HIAS, whose motto is “welcome the stranger, protect the refugee,” was founded in 1881 to help Jews who were fleeing pogroms in Russia and Eastern Europe.
“We’ve been helping to connect local congregations” with refugee families coming to their area, said Rabbi Jennie Rosenn, vice president of community engagement at HIAS in New York.
She noted that there has been an uptick in inquiries and “the community is starting to wake up” and get involved.
Congregations, perhaps, have been spurred to action by the numerous High Holiday addresses dedicated to welcoming the stranger.

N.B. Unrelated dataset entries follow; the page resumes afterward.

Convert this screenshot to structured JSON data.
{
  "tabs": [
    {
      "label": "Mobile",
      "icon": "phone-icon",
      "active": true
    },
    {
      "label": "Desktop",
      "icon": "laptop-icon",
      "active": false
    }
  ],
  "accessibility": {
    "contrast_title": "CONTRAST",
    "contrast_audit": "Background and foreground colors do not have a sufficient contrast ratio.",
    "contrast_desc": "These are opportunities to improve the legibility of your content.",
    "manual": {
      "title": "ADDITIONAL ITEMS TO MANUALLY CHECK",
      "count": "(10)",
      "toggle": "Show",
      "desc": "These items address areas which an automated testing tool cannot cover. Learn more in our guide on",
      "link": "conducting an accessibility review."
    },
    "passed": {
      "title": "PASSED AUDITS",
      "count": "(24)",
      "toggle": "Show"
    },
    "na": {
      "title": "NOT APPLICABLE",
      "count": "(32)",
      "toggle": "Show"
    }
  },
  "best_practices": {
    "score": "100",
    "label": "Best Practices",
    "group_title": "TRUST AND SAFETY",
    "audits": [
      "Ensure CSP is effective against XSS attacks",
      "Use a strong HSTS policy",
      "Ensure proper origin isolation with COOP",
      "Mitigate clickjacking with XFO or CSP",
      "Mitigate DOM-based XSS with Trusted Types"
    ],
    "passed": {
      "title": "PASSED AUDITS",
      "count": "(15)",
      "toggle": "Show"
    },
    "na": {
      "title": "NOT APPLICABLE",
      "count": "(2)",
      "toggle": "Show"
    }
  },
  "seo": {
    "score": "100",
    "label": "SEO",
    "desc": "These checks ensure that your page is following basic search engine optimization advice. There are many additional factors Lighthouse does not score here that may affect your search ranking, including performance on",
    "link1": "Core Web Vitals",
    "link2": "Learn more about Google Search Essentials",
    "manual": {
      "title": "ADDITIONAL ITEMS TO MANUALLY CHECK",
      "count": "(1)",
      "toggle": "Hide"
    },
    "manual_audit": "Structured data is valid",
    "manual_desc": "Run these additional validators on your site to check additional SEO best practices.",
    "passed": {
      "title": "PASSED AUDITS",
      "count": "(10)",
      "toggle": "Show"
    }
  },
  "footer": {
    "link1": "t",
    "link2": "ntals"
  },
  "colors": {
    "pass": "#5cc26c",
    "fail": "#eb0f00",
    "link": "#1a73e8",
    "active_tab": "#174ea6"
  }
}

“I urge you to lobby on behalf of these people. Pick up the phone or get on the computer and tell our nation’s leaders that we must offer our resources and shores to those who are running away from evil,” said Rabbi Jake Singer-Beilin of Old York Road Temple-Beth Am in Abington.
Following the conclusion of Yom Kippur, information on how to contribute to HIAS and other methods of assisting Syrian refugees was sent to Singer-Beilin’s congregation via email at the associate rabbi’s urging.
Rabbi Lance Sussman, senior rabbi of Reform Congregation Keneseth Israel in Elkins Park, is a trustee of IsraAID, which aims to “help Israel, help humanity.” The group focuses on intervention, primarily in Jordan, which has taken in hundreds of thousands of refugees during the ongoing conflict.
As a trustee on the organization’s North American board, Sussman is trying to build up the organization and solicit donations for the lifesaving work IsraAID conducts in Jordan, Turkey and the shores of Greece.
Rabbi Jonathan Roos of Temple Sinai in Washington, D.C., spoke to his congregation about the need to assist Syrian refugees through the lens of Jewish law and tradition.
“All the parts of our ritual life remind us of our experience as slaves in Israel [and the commandment] to protect and care for strangers,” said Roos.
To that end, Temple Sinai has been working on the issue of refugees since 2014. Last year, when large numbers of Central American refugees were coming into the United States, 10 Temple Sinai members went down to Texas and paired with another Reform congregation to conduct relief work. Back home, a grant from the Gendler Grapevine Project enabled Temple Sinai to run the Open Door: Helping Refugees and Immigrants Initiative.
Though Temple Sinai cannot directly sponsor refugee families, as congregations in Canada currently are, Roos pledged that his congregation will do all it can to provide assistance to refugees and local agencies.
Invoking the lessons of the Holocaust and the Passover story, Roos added: “Our own historical experience reminds us and points to the need to empathize, understand and support the people who are in the same position.”
Suzanne Pollak writes for Mid-Atlantic Media.